The research study is being done in conjunction with the city of Garfield. Officials are hoping the testing can bring some answers to residents.

"It's just been left," Zelikoff said. "A lot of people made mistakes."

Zelikoff and her team hope to test as many as 250 residents; some must live close to the plume and others about 3 miles away as a control group. When residents sign up, they will be given a kit that contains stainless steel toenail clippers (cheap ones contain chrome), instructions on how to clip the nails (samples from all 10 are needed) and an envelope for the clippings. It will take weeks to know the results, and people will be advised by public health nurses and others once the results return.
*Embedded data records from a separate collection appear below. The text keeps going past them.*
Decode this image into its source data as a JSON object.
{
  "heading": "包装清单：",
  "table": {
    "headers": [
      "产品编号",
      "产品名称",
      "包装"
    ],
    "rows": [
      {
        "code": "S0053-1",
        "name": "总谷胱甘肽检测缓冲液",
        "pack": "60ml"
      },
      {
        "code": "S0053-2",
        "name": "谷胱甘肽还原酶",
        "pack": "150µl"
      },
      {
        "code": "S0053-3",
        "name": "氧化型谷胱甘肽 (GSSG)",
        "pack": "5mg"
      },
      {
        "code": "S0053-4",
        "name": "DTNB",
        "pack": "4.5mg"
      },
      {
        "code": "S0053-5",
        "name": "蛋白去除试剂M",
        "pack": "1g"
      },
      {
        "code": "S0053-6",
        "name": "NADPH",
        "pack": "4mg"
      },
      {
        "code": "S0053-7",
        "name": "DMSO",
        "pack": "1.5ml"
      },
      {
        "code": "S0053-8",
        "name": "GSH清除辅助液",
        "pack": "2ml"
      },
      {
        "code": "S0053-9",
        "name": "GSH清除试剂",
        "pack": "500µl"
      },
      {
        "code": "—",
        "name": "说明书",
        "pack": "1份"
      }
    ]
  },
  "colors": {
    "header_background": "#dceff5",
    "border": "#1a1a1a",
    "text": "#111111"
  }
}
Test subjects must be between 18 and 65, have lived in Garfield for at least two years, not take chromium supplements, and not smoke.

Many residents are immigrants and relative newcomers, and some don't know about the contamination, Zelikoff said. City officials are working to educate residents, disseminating information about the cleanup to local churches and in four languages: English, Spanish, Polish and Macedonian, said city manager Tom Duch.

Duch said an initial health consultation indicates that there's no higher incidence of cancer in the neighborhood than anywhere else in the city, but he thinks the issue needs additional scientific testing.

"I have some concerns," Duch said. "There are residents who have come to meetings and said, `This one died, that one died,' and I think it warrants further investigation."